To jest istota kapłaństwa, tyle tylko że my, księża, jesteśmy gotowi zrobić naprawdę wiele, by jej nie zauważyć, by ją pominąć, by się nią nie przejąć. Jakże często, mówiąc o kapłaństwie, wolimy przedstawiać samych siebie jako niemal idealnych i bezgrzesznych! Jakże często uciekamy przed prawdą o naszej kapłańskiej grzeszności! Jakże często wstydliwie chowamy pod ornat nasze brudne nogi, powtarzając za Piotrem: „Nigdy nie będziesz mi nóg umywał!”.
I nie pomaga nawet Jezusowe wołanie: „Jeśli cię nie umyję, nie będziesz miał udziału ze mną”. Jakoś bardzo głęboko wbito nam do głowy i do serca przeświadczenie o tym, że jako księża nie możemy Panu Bogu pokazać żadnych naszych słabości i grzechów, że mamy prężyć przed Nim nasze duchowe muskuły i „zachwycać” Go naszą doskonałością. I nawet wtedy, kiedy grzechy już całkowicie nas przytłaczają, to i tak – w poczuciu winy i niespełnienia pokładanych w nas oczekiwań – staramy się do nich nie przyznawać albo poradzić sobie z nimi samodzielnie, domowymi albo, lepiej powiedzieć, starymi, wypróbowanymi kapłańskimi sposobami.

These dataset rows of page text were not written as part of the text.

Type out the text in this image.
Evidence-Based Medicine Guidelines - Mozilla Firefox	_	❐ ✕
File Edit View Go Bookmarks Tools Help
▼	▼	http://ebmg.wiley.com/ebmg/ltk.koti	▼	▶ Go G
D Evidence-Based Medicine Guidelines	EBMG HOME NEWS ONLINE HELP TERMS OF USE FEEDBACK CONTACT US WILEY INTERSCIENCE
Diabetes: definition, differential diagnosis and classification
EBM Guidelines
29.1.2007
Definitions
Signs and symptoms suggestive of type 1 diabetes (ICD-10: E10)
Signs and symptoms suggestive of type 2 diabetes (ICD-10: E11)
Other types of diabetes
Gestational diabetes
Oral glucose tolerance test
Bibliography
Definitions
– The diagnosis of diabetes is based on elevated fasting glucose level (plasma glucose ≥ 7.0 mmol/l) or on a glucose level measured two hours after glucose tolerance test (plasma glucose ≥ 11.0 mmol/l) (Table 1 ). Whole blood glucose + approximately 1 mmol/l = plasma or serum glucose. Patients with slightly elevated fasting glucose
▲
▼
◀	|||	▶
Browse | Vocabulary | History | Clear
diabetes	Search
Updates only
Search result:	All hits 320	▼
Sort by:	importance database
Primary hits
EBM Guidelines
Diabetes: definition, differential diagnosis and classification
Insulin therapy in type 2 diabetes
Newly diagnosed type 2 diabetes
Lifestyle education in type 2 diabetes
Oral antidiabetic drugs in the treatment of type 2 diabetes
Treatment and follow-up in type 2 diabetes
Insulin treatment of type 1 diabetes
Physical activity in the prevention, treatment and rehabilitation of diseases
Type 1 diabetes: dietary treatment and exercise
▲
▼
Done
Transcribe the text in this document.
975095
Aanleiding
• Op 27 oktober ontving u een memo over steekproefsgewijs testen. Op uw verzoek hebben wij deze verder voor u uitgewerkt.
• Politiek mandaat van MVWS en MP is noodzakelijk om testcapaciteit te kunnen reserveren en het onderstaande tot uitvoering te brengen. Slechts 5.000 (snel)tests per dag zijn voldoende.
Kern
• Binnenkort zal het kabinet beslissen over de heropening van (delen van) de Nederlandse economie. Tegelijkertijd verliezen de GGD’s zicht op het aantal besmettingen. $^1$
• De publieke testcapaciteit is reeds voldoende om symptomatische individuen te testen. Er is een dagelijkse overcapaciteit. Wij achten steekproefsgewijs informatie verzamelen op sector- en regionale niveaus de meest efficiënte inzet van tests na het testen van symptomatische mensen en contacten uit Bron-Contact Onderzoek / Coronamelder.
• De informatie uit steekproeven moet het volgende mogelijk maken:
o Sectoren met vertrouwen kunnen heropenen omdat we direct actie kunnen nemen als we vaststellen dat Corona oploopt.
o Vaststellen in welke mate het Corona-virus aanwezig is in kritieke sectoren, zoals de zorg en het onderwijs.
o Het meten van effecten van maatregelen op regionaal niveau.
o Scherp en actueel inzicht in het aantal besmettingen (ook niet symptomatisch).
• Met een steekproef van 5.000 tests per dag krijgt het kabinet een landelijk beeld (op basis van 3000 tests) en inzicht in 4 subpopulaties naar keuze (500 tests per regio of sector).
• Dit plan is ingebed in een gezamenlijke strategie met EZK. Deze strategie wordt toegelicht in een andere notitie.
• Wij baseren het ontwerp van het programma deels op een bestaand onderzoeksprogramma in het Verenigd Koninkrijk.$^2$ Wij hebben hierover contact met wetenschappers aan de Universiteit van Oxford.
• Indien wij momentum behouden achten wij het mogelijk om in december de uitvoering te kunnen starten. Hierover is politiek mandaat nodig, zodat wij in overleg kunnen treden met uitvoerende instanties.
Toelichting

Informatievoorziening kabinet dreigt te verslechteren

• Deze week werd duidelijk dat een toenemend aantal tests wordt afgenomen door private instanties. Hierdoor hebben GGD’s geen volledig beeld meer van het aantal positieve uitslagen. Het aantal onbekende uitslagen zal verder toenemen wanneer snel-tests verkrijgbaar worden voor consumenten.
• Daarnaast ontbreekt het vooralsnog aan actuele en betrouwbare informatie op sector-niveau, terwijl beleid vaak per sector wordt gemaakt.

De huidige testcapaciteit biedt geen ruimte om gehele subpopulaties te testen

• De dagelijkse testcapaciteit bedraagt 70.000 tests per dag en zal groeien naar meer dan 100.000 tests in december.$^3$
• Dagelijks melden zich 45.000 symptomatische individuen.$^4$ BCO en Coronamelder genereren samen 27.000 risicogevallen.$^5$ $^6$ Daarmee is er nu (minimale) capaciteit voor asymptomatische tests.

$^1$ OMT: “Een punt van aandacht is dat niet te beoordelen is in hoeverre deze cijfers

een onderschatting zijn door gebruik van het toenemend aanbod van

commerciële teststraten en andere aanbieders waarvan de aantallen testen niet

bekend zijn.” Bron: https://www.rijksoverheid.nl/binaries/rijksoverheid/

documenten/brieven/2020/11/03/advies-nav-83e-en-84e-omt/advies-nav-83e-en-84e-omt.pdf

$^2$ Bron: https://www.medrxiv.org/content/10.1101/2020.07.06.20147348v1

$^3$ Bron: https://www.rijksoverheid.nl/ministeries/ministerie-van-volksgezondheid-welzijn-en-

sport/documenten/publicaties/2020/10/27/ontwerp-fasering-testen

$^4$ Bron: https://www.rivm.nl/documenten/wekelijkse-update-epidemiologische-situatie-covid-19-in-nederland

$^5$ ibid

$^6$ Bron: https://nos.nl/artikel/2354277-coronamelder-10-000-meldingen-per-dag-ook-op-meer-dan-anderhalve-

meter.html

A wszystko po to, by pokazać się przed Nim jako „czyści i bez skazy”. Bo czyż jako szafarze Eucharystii nie powinniśmy być przaśni i bez żadnej domieszki kwasu? Czyż działając in persona Christi, nie powinniśmy być doskonali, jak On jest doskonały? Czyż nie mamy być kapłanami według Bożego Serca? Przecież wszyscy dokoła mówią nam, że być księdzem, że być dobrym księdzem to znaczy oddać swoje życie na służbę Bogu. Nawet liczą, ile to już lat żyjemy, poświęcając się dla Pana Jezusa. Nawet nie zauważamy, kiedy wchodzimy aż po uszy w tego typu mentalność, a stąd już tylko krok do iście pogańskiego myślenia, że w kapłaństwie chodzi o to, bym to ja oddał życie dla Pana Jezusa. A przecież cała Ewangelia jest o tym, że to On oddał życie za mnie. Kapłan to ktoś, kto tego doświadczył.
Nikt nie ujął tej prawdy piękniej i wyraźniej niż św. Jan w 13. rozdziale swojej Ewangelii. Ten szczególny tekst to przecież opis istoty kapłaństwa u samych jego źródeł. Jak dobrze wiemy, na próżno szukać tam opisu ustanowienia Eucharystii. Zamiast kanonicznych słów konsekracji, znajdujemy tam przepełniony ciepłem i miłością opis obmycia nóg Apostołom (w tym Piotrowi i Judaszowi) oraz równie wzruszający opis pożegnania Judasza i jego wyjścia w ciemną jak grzech noc. Bo kapłaństwo to nie są słowa, choćby te najświętsze. Kapłaństwo to jest wzruszenie Jezusową miłością, to dotyk Jego dłoni na moich brudnych nogach, to kawałek umoczonego chleba podany mi przez Niego i nadzieja – bo przecież nie przekonanie – że nie ma takiej ciemności, w której by mnie opuścił.
Bardzo brudne nogi
Rozważając ten tekst (ileż to kazań każdy z nas o nim powiedział!), zwykliśmy koncentrować się na przykładzie pokornej, służebnej i ofiarnej miłości Chrystusa oraz na Jego wezwaniu do tego, byśmy się wzajemnie miłowali, tak jak On nas umiłował. A przecież nie będę umiał kochać nawet trochę, jeśli wpierw nie wyznam i nie uznam przed Nim mojej bezradności, jeśli nie przyznam się do moich grzechów i do mojej bezsilności wobec nich. Nie będę umiał kochać nawet trochę, jeśli wpierw nie doświadczę na samym sobie, że jest Ktoś, kto mnie, księdza, kocha razem z moim grzechem. Nie będę umiał kochać, jeśli nie podam Panu Jezusowi moich brudnych nóg do umycia. Dopóki nie dostrzegę moich brudnych nóg i nie podam ich Panu Jezusowi do obmycia, nie będę miał udziału z Nim, nie będę księdzem.